Barbara Mapelli ha scritto su Letterate Magazine una recensione critica del recente libro di Francesco Piccolo “Son qui: m’ammazzi”, nel quale lo scrittore segue con coerenza e coscienza quello che sostiene da tempo in altri testi, tra cui il mio preferito “L’animale che mi porto dentro” (Einaudi, Torino, 2018), oppure ne “La separazione del maschio” (stesso editore, 2008).
Maschio e bestia sono sinonimi: aggressività, violenza, istinti brutali non possono essere nascosti, nemmeno sotto la coltre della cultura, della buona educazione, dello stare in società. A volte l’uomo è ancora più crudele quando agisce attraverso la pavidità, l’essere meschino e pusillanime. Non abbiamo – hanno – speranze, dice l’autore nel nuovo testo: sebbene nel tempo siano un po’ più consapevoli del loro essere, l’animalità si eredita nei secoli, dalle patrie, dalle guerre, dalle generazioni, dai maschi di famiglia. Del possibile vaccino ancora non si ha notizia.
La scelta di rappresentare i suoi pensieri, il suo essere, attraverso la lente di tredici esempi letterari, che vanno da Boccaccio a Tasso, da Svevo a Starnone, gli servono come il filo che guida Teseo verso il Minotauro (filo che gli ha dato Arianna la factotum amata), ma per infine scoprire che il mostro ha il suo stesso aspetto.
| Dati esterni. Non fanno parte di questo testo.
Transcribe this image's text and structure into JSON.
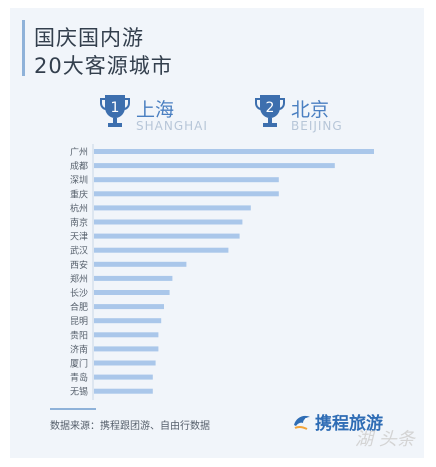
{
  "header": {
    "title_line1": "国庆国内游",
    "title_line2": "20大客源城市"
  },
  "ranks": [
    {
      "number": "1",
      "city_cn": "上海",
      "city_en": "SHANGHAI"
    },
    {
      "number": "2",
      "city_cn": "北京",
      "city_en": "BEIJING"
    }
  ],
  "chart_data": {
    "type": "bar",
    "orientation": "horizontal",
    "categories": [
      "广州",
      "成都",
      "深圳",
      "重庆",
      "杭州",
      "南京",
      "天津",
      "武汉",
      "西安",
      "郑州",
      "长沙",
      "合肥",
      "昆明",
      "贵阳",
      "济南",
      "厦门",
      "青岛",
      "无锡"
    ],
    "values": [
      100,
      86,
      66,
      66,
      56,
      53,
      52,
      48,
      33,
      28,
      27,
      25,
      24,
      23,
      23,
      22,
      21,
      21
    ],
    "title": "",
    "xlabel": "",
    "ylabel": "",
    "xlim": [
      0,
      100
    ],
    "grid": false,
    "legend": "none",
    "bar_color": "#aac7ea"
  },
  "footer": {
    "source": "数据来源：携程跟团游、自由行数据",
    "brand": "携程旅游",
    "watermark": "湖 头条"
  },
  "colors": {
    "accent": "#4a7fc1",
    "trophy": "#3d6fae",
    "bar": "#aac7ea",
    "card": "#f1f5fa"
  }
}
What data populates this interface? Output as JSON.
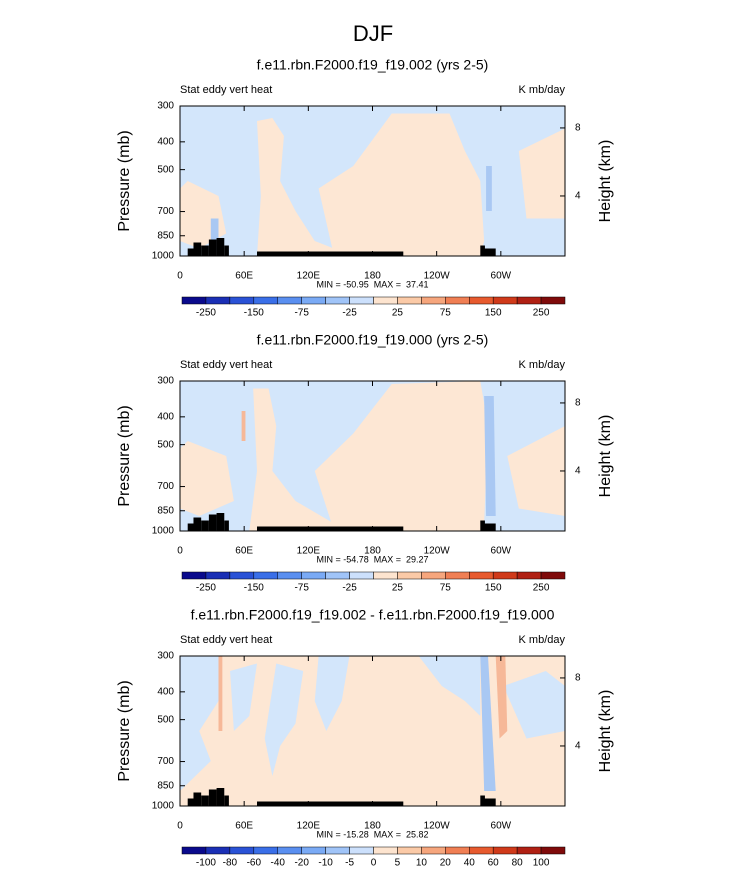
{
  "title": "DJF",
  "chart_data": [
    {
      "type": "contour",
      "title": "f.e11.rbn.F2000.f19_f19.002 (yrs 2-5)",
      "left_label": "Stat eddy vert heat",
      "right_label": "K mb/day",
      "ylabel": "Pressure (mb)",
      "y2label": "Height (km)",
      "y_log": true,
      "ylim": [
        1000,
        300
      ],
      "yticks": [
        300,
        400,
        500,
        700,
        850,
        1000
      ],
      "y2lim": [
        0.47,
        9.29
      ],
      "y2ticks": [
        4,
        8
      ],
      "xlim": [
        0,
        360
      ],
      "xticks": [
        0,
        {
          "value": 60,
          "label": "60E"
        },
        {
          "value": 120,
          "label": "120E"
        },
        180,
        {
          "value": 240,
          "label": "120W"
        },
        {
          "value": 300,
          "label": "60W"
        }
      ],
      "stats": "MIN = -50.95  MAX =  37.41",
      "colors": [
        "#0a0a8c",
        "#1a2fb5",
        "#2a52d6",
        "#3a6fe8",
        "#5a8ff0",
        "#7aaaf5",
        "#a0c4f8",
        "#cce0fc",
        "#fde4cf",
        "#fbcaa7",
        "#f6a67d",
        "#f07f54",
        "#e75a2e",
        "#d03a1a",
        "#b02013",
        "#7f0a0a"
      ],
      "colorbar_labels": [
        -250,
        -150,
        -75,
        -25,
        25,
        75,
        150,
        250
      ]
    },
    {
      "type": "contour",
      "title": "f.e11.rbn.F2000.f19_f19.000 (yrs 2-5)",
      "left_label": "Stat eddy vert heat",
      "right_label": "K mb/day",
      "ylabel": "Pressure (mb)",
      "y2label": "Height (km)",
      "y_log": true,
      "ylim": [
        1000,
        300
      ],
      "yticks": [
        300,
        400,
        500,
        700,
        850,
        1000
      ],
      "y2lim": [
        0.47,
        9.29
      ],
      "y2ticks": [
        4,
        8
      ],
      "xlim": [
        0,
        360
      ],
      "xticks": [
        0,
        {
          "value": 60,
          "label": "60E"
        },
        {
          "value": 120,
          "label": "120E"
        },
        180,
        {
          "value": 240,
          "label": "120W"
        },
        {
          "value": 300,
          "label": "60W"
        }
      ],
      "stats": "MIN = -54.78  MAX =  29.27",
      "colors": [
        "#0a0a8c",
        "#1a2fb5",
        "#2a52d6",
        "#3a6fe8",
        "#5a8ff0",
        "#7aaaf5",
        "#a0c4f8",
        "#cce0fc",
        "#fde4cf",
        "#fbcaa7",
        "#f6a67d",
        "#f07f54",
        "#e75a2e",
        "#d03a1a",
        "#b02013",
        "#7f0a0a"
      ],
      "colorbar_labels": [
        -250,
        -150,
        -75,
        -25,
        25,
        75,
        150,
        250
      ]
    },
    {
      "type": "contour",
      "title": "f.e11.rbn.F2000.f19_f19.002 - f.e11.rbn.F2000.f19_f19.000",
      "left_label": "Stat eddy vert heat",
      "right_label": "K mb/day",
      "ylabel": "Pressure (mb)",
      "y2label": "Height (km)",
      "y_log": true,
      "ylim": [
        1000,
        300
      ],
      "yticks": [
        300,
        400,
        500,
        700,
        850,
        1000
      ],
      "y2lim": [
        0.47,
        9.29
      ],
      "y2ticks": [
        4,
        8
      ],
      "xlim": [
        0,
        360
      ],
      "xticks": [
        0,
        {
          "value": 60,
          "label": "60E"
        },
        {
          "value": 120,
          "label": "120E"
        },
        180,
        {
          "value": 240,
          "label": "120W"
        },
        {
          "value": 300,
          "label": "60W"
        }
      ],
      "stats": "MIN = -15.28  MAX =  25.82",
      "colors": [
        "#0a0a8c",
        "#1a2fb5",
        "#2a52d6",
        "#3a6fe8",
        "#5a8ff0",
        "#7aaaf5",
        "#a0c4f8",
        "#cce0fc",
        "#fde4cf",
        "#fbcaa7",
        "#f6a67d",
        "#f07f54",
        "#e75a2e",
        "#d03a1a",
        "#b02013",
        "#7f0a0a"
      ],
      "colorbar_labels": [
        -100,
        -80,
        -60,
        -40,
        -20,
        -10,
        -5,
        0,
        5,
        10,
        20,
        40,
        60,
        80,
        100
      ]
    }
  ]
}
Tutto qui, basta saperlo, sembrerebbe dire Piccolo.
Ma non è roba da poco.
Mapelli ha giustamente obiettato che gli uomini – alcuni – stanno cambiando, hanno una nuova consapevolezza, si muovono confrontandosi anche con le loro fragilità. E che la Lucia che ama Renzo – la frase famosa che dà il titolo al libro – non è una vincitrice perché nel suo gesto di sottomissione estrema fa cedere l’Innominato, non è una eroina come la vede Piccolo, quanto appunto un’altra donna schiacciata. Sono d’accordo solo in parte con la sua critica: riconosco lo sforzo che non pochi uomini stanno facendo, ma non è questo il punto.
“L’animale che mi porto dentro”, più di questo nuovo lavoro, mi ha colpito profondamente ed emotivamente, perché l’autore parla di sé nel peggiore dei modi a volte: quanto può essere violento anche in famiglia, come ha imparato nelle sue estati con i parenti a guardare alle donne come pezzi di carne in macelleria; come viaggiando in treno non può resistere al desiderio immediato di possedere all’istante la viaggiatrice che gli siede di fronte. Che sua moglie lo apostrofa in romanesco dicendogli “Tu pensi di essere ‘sto cazzo” quando si mostra presuntuoso e saccente a una conferenza letteraria. Anche “La separazione del maschio” è una storia scritta sul corpo suo e della protagonista, ritornato in bellissimo stile in forma di fumetto grazie alla mano di Josephine Jole Signorelli, in arte Fumettibrutti, che me lo ha fatto sentire ancora più vicino, cioè nel senso di più autentico, consapevole del peso che come uomo porta su di sé, anche nell’essere cosciente di ciò quando mi colpisce in quanto donna.
L’uso della letteratura per raccontare tutto questo è raffinato, come quando Piccolo usa la storia del cinema ne “La bella confusione” (Einaudi Ebook, Torino 2023), per raccontare della rivalità tra Federico Fellini e Luchino Visconti, che girano nello stesso periodo rispettivamente Otto e mezzo e Il Gattopardo e del loro astio cade vittima Claudia Cardinale, costretta a volare quasi quotidianamente tra Roma e Palermo, nell’estenuante rito quotidiano di dover tingere i capelli da bruno in biondo e viceversa perché nessuno dei due geni intende modificare il calendario delle riprese.
Piccolo ha anche ricevuto severe critiche da punto di vista letterario, come quella di Gianluigi Simonetti su Snaporaz, che lo accusa di aver omesso alcuni romanzi chiave nel suo elenco e aver interpretato male alcuni di quelli rappresentati. Ecco, a proposito di maschi che si sfidano in punta di penna.
Infine: gli uomini io li sento proprio così, come tanti Piccolo, ognuno ovviamente con le loro sfumature, figli compresi. E in tutta onestà non saprei dire se, come e quanto cambieranno.